В августе я с грохотом провалился на вступительном экзамене по химии. Дома у нас с мамой был тяжелый разговор. Она говорила, что я провалился специально.
— Ты все-таки уедешь от меня, — всхлипывала мать, — растила тебя, растила, и опять одна.
— Не понимаю я, — на заочное мне поступать не надо, уезжать не надо, а учиться надо. Что же делать?
— Ладно, поступай на свой исторический, — если тебе меня не жалко.
Мама работала машинисткой отдела информации и похлопотала у своей начальницы, чтобы бы меня взяли лаборантом. На самом же деле работал я просто подсобником фотографа Кольки Ситникова. Работа меня устраивала. В следующем году поеду поступать в университет на факультет истории.
Таню я увидел в первый раз, когда мы стояли с Колькой в коридоре под огнетушителем и курили. Она прошла мимо нас, и Колька сказал: «Умненькая девочка», а сам описал пальцем в воздухе что-то наподобие гитары.
— Красивая, — сказал я.
— Вообще-то кое-что подретушировать бы не мешало, — сказал Колька, — но у женщин первым делом надо смотреть на ножки, а потом уже на лицо.
Потом я еще несколько раз видел Таню.
Через несколько дней мы с Колькой договорились вместе пойти на вечер во Дворец культуры.

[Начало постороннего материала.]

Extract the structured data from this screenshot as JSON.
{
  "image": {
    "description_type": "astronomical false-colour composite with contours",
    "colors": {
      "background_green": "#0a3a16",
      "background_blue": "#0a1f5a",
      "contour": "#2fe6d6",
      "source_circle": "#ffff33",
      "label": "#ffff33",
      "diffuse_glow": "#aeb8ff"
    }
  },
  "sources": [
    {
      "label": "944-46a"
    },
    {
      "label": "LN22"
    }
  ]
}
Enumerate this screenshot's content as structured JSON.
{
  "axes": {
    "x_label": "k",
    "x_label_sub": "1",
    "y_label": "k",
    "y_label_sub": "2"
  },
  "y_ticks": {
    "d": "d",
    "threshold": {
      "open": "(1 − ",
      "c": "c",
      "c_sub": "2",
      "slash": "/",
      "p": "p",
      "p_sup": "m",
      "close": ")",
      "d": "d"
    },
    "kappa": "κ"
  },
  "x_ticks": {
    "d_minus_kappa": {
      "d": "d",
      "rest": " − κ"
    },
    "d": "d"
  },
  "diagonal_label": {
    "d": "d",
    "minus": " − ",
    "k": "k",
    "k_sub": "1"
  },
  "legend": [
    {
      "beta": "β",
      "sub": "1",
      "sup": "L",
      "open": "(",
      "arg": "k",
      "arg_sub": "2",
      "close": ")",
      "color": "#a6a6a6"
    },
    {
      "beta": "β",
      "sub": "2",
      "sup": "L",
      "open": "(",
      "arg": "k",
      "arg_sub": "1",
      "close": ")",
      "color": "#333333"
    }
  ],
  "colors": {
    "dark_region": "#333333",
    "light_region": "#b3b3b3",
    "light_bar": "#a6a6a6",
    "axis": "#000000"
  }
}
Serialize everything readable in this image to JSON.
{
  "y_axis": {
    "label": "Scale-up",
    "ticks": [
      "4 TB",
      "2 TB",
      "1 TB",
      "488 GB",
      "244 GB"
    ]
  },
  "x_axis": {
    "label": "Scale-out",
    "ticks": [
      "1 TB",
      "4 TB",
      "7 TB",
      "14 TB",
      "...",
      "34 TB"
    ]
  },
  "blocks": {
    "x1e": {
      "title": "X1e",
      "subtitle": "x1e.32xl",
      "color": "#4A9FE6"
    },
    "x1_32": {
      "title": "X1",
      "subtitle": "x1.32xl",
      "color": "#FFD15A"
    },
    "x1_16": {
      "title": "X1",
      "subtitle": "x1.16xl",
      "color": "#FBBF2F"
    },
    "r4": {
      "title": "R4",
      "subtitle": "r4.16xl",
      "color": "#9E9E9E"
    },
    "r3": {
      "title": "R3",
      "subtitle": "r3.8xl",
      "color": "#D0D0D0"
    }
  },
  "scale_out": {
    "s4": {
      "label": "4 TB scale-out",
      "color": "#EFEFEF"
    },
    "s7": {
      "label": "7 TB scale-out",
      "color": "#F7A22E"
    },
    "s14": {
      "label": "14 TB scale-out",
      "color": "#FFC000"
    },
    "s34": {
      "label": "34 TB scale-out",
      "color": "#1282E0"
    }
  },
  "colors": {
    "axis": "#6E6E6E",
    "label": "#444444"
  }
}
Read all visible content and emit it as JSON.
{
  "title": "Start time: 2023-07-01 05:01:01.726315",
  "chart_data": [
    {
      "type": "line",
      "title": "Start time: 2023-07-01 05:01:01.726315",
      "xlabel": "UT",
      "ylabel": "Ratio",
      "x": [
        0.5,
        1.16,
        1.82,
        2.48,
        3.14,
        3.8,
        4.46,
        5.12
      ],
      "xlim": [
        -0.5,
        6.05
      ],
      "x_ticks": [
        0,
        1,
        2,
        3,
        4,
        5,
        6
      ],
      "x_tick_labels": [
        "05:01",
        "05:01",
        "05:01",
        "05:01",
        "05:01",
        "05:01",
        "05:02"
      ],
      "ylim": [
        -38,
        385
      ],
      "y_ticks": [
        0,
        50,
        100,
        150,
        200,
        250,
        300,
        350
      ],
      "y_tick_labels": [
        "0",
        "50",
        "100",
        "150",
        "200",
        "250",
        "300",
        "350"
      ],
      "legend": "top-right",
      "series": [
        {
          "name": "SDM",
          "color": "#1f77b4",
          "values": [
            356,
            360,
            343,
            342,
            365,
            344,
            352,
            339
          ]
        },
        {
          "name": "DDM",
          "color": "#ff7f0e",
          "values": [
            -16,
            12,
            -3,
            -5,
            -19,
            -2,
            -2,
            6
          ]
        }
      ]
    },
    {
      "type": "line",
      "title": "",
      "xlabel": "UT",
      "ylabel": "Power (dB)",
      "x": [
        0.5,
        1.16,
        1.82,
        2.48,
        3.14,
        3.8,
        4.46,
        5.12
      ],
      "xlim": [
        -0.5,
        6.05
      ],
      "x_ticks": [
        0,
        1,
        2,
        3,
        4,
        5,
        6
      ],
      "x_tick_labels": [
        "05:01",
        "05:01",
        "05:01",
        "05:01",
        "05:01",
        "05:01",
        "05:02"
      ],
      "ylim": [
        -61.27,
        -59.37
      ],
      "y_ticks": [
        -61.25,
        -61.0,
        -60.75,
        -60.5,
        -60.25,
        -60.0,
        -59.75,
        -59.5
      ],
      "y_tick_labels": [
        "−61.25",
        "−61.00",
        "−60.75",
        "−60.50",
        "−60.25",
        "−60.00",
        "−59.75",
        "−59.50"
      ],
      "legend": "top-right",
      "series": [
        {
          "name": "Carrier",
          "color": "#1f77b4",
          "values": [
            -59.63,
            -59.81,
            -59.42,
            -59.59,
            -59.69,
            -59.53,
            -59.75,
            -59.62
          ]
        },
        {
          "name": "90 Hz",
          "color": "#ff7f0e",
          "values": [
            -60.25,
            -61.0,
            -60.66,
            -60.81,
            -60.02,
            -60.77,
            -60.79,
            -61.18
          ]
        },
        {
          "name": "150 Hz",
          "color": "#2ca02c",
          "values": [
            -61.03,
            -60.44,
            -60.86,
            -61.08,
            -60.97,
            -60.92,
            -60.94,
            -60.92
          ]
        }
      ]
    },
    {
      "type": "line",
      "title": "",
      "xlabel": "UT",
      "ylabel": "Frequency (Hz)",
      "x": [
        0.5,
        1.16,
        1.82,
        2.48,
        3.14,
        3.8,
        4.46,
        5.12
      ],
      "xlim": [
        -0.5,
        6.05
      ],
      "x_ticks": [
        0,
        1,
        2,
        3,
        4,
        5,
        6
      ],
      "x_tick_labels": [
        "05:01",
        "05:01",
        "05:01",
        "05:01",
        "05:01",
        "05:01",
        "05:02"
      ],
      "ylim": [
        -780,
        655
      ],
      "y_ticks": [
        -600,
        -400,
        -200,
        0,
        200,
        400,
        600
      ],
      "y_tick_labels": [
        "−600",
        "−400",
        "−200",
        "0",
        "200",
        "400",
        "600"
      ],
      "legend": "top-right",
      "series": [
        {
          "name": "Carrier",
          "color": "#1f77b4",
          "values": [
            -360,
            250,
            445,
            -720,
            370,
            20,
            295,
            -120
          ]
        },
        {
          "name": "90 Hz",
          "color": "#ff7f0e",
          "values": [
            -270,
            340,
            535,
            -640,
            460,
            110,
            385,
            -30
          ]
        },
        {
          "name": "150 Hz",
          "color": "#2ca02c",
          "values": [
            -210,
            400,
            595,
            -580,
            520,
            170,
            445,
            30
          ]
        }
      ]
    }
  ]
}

У него как раз уезжала к родственникам жена вместе с дочкой, и Колька говорил, потирая руки:
— Наконец-то вспомню былую свободу, ха-ха!
Торжественная часть в клубе кончилась, и все повалили в танцевальный зал, где уже играла музыка. Колька кинулся кого-то приглашать.
А я увидел Таню. Она была прекрасна. Я не понимал, что в ней такого особенного, ведь красивых девушек много, стоял, как дуб, смотрел, и молчал.
— Ты словно меня загипнотизировать хочешь, — сказала она и чуть-чуть покраснела.
— Прости, пожалуйста.
Оркестр заиграл что-то медленное, и я пригласил Таню танцевать.
— Ты хорошо танцуешь.
— Не лучше других, — ответила она и улыбнулась.
— Зато ты красивее других.
— Ты просто льстишь своему вкусу, — ответила Таня.
— Буду танцевать только с тобой, — сказал я, стараясь, чтобы это прозвучало очень решительно.
На ее лице появилось новое выражение, какое-то лукавое удивление. Она вдруг ответила то, что я не ожидал:
— А может, уйдем отсюда?
Приятное волнение, которое я испытывал от ее присутствия, сменилось вдруг заботой, как себя с ней вести, когда мы останемся одни.
Мы спустились в гардероб. Вышли на улицу, держа Таню под руку, я думал, что бы такое особенное сделать.
— Как подумаю, что завтра идти на работу, — сказала Таня, — грустно становится. Опять сидеть целый день с этими идиотскими патентами.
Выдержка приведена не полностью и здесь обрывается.